Ego-Exo4D is a large-scale multi-modal multi-view video dataset (including 3D) and benchmark challenge. The dataset consists of time-synchronized videos of participants recorded with at least one first-person (egocentric Aria glasses) and third-person (exocentric GoPro cameras) perspective cameras. Recordings occurred around the world from 12 different research institutions. Each recording (capture) contains multiple takes of one or more participants (camera wearer) performing a physical (Soccer, Basketball, Dance, Bouldering, and Music) or procedural (Cooking, Bike Repair, Health) task.
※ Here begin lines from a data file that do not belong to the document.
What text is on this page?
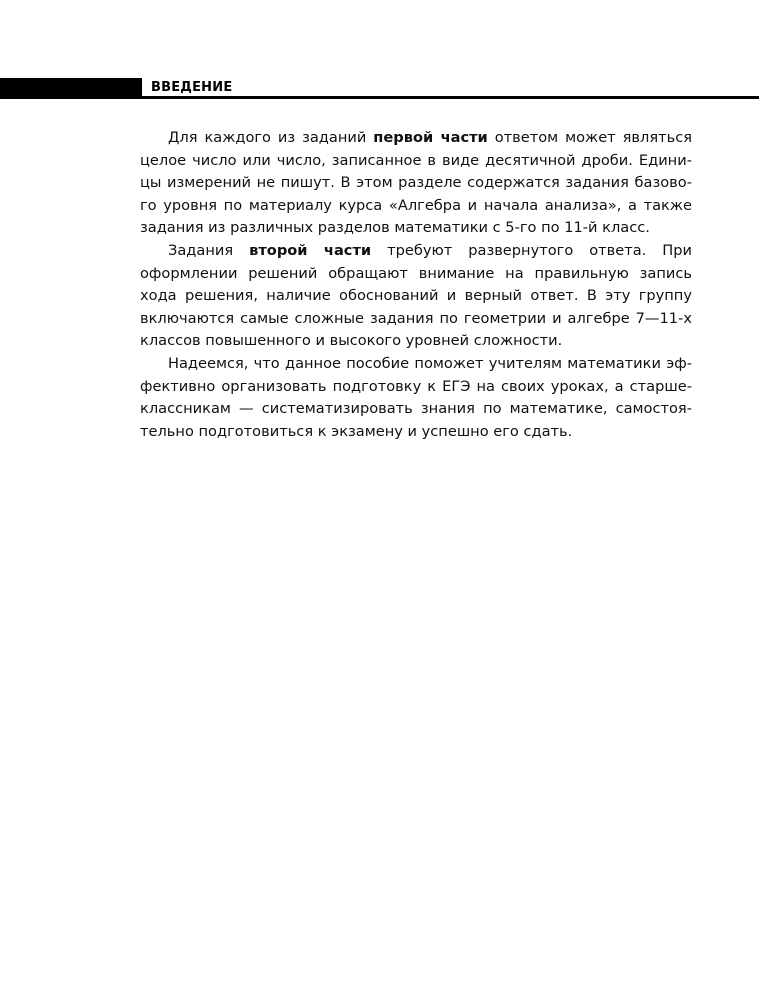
ВВЕДЕНИЕ

Для каждого из заданий первой части ответом может являться целое число или число, записанное в виде десятичной дроби. Единицы измерений не пишут. В этом разделе содержатся задания базового уровня по материалу курса «Алгебра и начала анализа», а также задания из различных разделов математики с 5-го по 11-й класс.

Задания второй части требуют развернутого ответа. При оформлении решений обращают внимание на правильную запись хода решения, наличие обоснований и верный ответ. В эту группу включаются самые сложные задания по геометрии и алгебре 7—11-х классов повышенного и высокого уровней сложности.

Надеемся, что данное пособие поможет учителям математики эффективно организовать подготовку к ЕГЭ на своих уроках, а старшеклассникам — систематизировать знания по математике, самостоятельно подготовиться к экзамену и успешно его сдать.
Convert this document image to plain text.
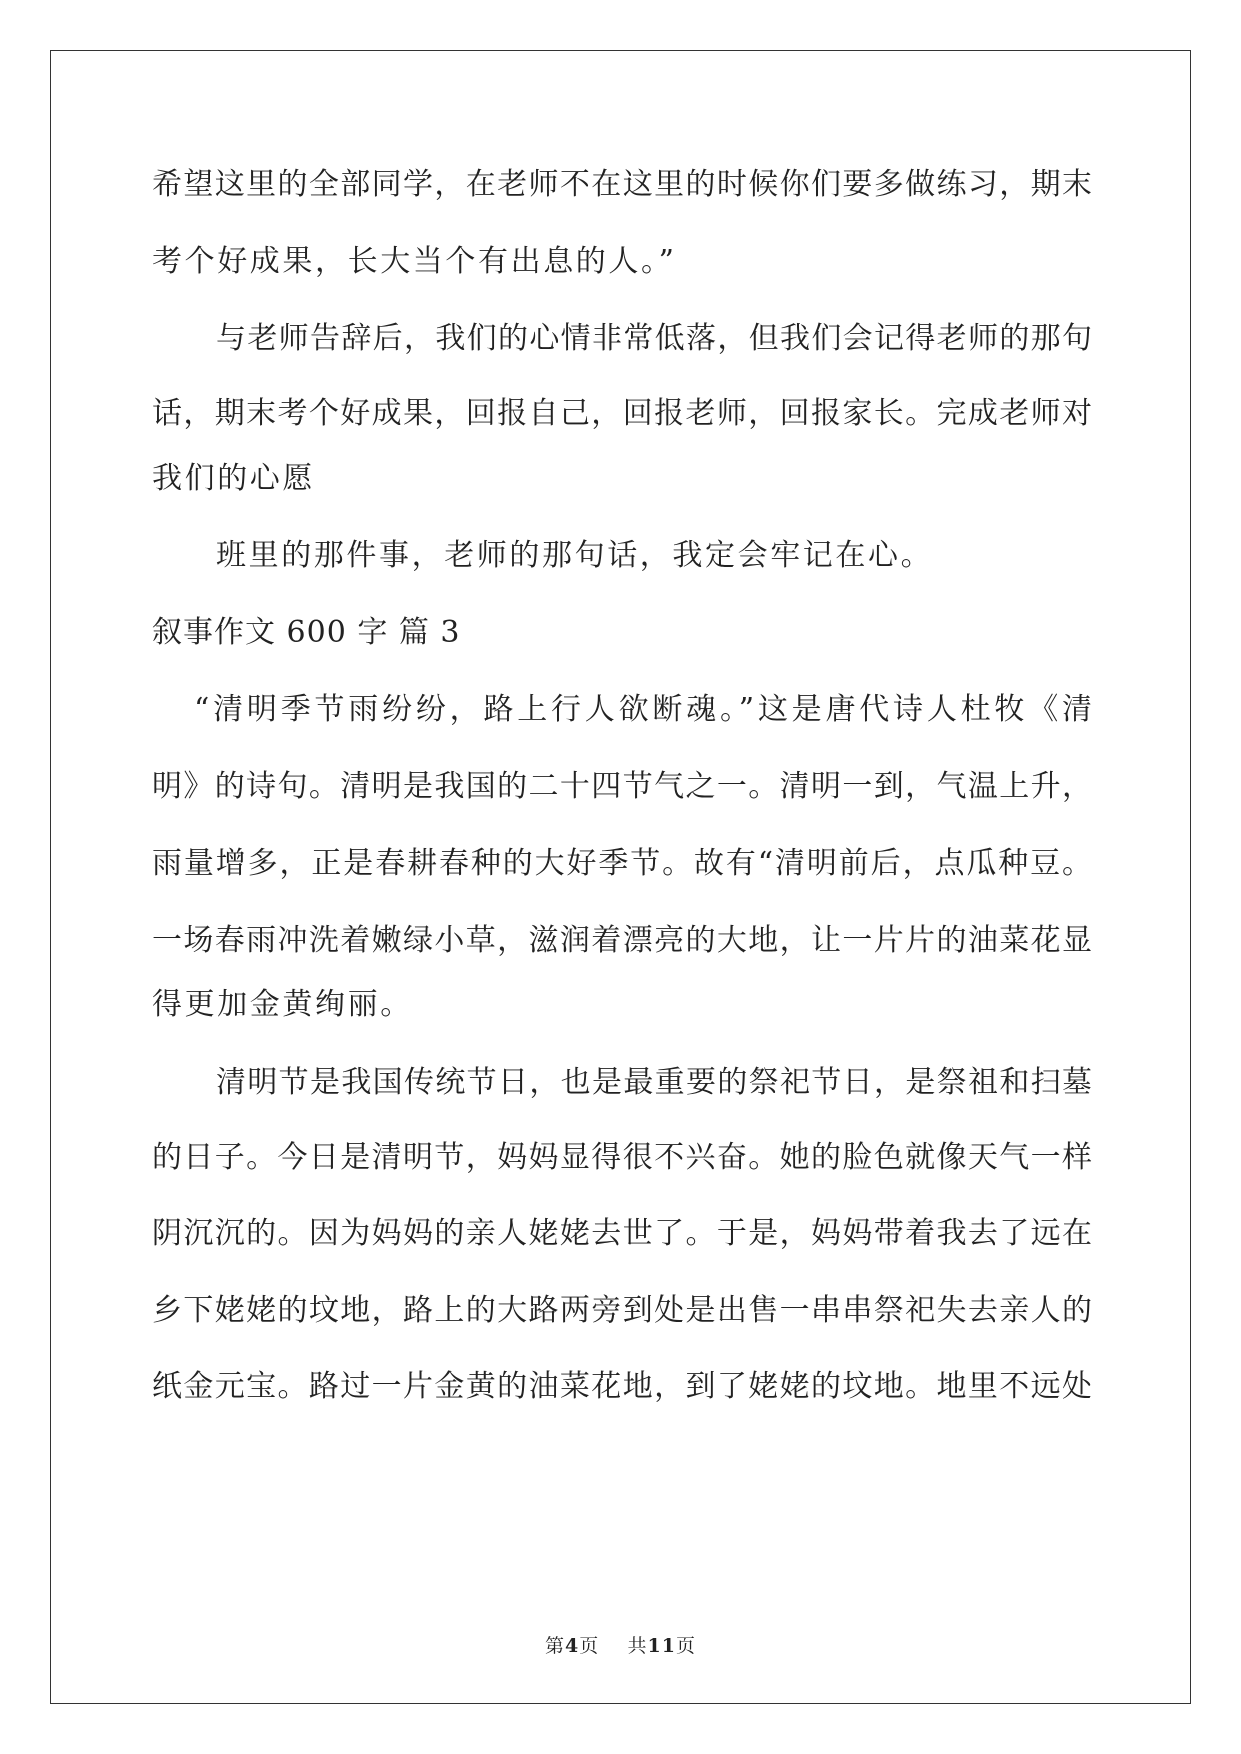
希望这里的全部同学，在老师不在这里的时候你们要多做练习，期末
考个好成果，长大当个有出息的人。”
与老师告辞后，我们的心情非常低落，但我们会记得老师的那句
话，期末考个好成果，回报自己，回报老师，回报家长。完成老师对
我们的心愿
班里的那件事，老师的那句话，我定会牢记在心。
叙事作文 600 字 篇 3
“清明季节雨纷纷，路上行人欲断魂。”这是唐代诗人杜牧《清
明》的诗句。清明是我国的二十四节气之一。清明一到，气温上升，
雨量增多，正是春耕春种的大好季节。故有“清明前后，点瓜种豆。
一场春雨冲洗着嫩绿小草，滋润着漂亮的大地，让一片片的油菜花显
得更加金黄绚丽。
清明节是我国传统节日，也是最重要的祭祀节日，是祭祖和扫墓
的日子。今日是清明节，妈妈显得很不兴奋。她的脸色就像天气一样
阴沉沉的。因为妈妈的亲人姥姥去世了。于是，妈妈带着我去了远在
乡下姥姥的坟地，路上的大路两旁到处是出售一串串祭祀失去亲人的
纸金元宝。路过一片金黄的油菜花地，到了姥姥的坟地。地里不远处
第4页 共11页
Due to the usage of the Aria glasses, we have a wide range of associated 3D data.


Recording Devices

  • One Aria glass
    • RGB camera
    • 2 x monochrome cameras
    • 7 x microphones
    • 2 x IMU
  • 4-5 GoPro
    • RGB camera
    • Stereo microphone


  • Sensor-based Data (Video, Audio, IMU)
    • Video, audio and IMU data
      • Video: 4k@60FPS (MP4) for GoPro devices and 1404x1404@30FPS (VRS) for Aria devices
      • Audio: 7 channel audio for Aria (VRS); 128kbps AAC compression, 48kHz, stereo audio for GoPro cameras
      • IMU: 2 x 1kHZ for Aria (left and right side) [VRS file format]
    • Take-separated & time-synchronized data:
      • MP4 video&audio data: all camera feeds are compressed with H264 (slow, 24, yuv420p)
        • Downscaled variants of the above are available (448px short-side)
      • Trimmed Aria VRS & trajectory data
    • Pre-rendered collage videos integrating all views/cameras (for visualization purposes)
  • Aria’s Machine Perception Services (MPS)
  • Pre-extracted video features for all takes and associated cameras


  • Keysteps
    • Procedural activities time-segmented into regions classified within hierarchical taxonomy, with the intention to breakdown the high-level goal(s) into keysteps;
  • Object Segmentation Mask Tracks
    • Across egocentric and at least one exocentric view
  • Human body and hand joints (human annotated & automatically generated)
    • 2D Keypoints
      • 17 body keypoints
      • 2 x 21 hand keypoints
    • 3D Joint Positions
      • 17 Triangulated body joints
      • 2 x 21 Triangulated hand joints

Language-Video Aligned Data

  • Expert Commentary (the "what" from a layman's third-person perspective)
    • Professional coaches and domain experts evaluate task performance at key moments in the videos
  • Atomic Actions (the "how" from an expert's third-person perspective)
    • Text descriptions at densely sampled timepoints across the video, and also includes information about the most informative view and whether the action is visible from the egocentric camera.
  • Narrate and Act (the "why and how" from the participant's perspective)
    • Participant describes why and how as they perform their task


  • Task Labels
    • Each take consists of a camera wearer performing a predefined task, the task label is available.
  • Participant Surveys (to be released)
    • Before (pre) and after (post) survey data answered by the participant to the help asses the proficiency of the camera wearer with normalized proficiency categories per domain


There are seven benchmark tasks derived from the annotations. The benchmark tasks form the Challenge we will host for 2024.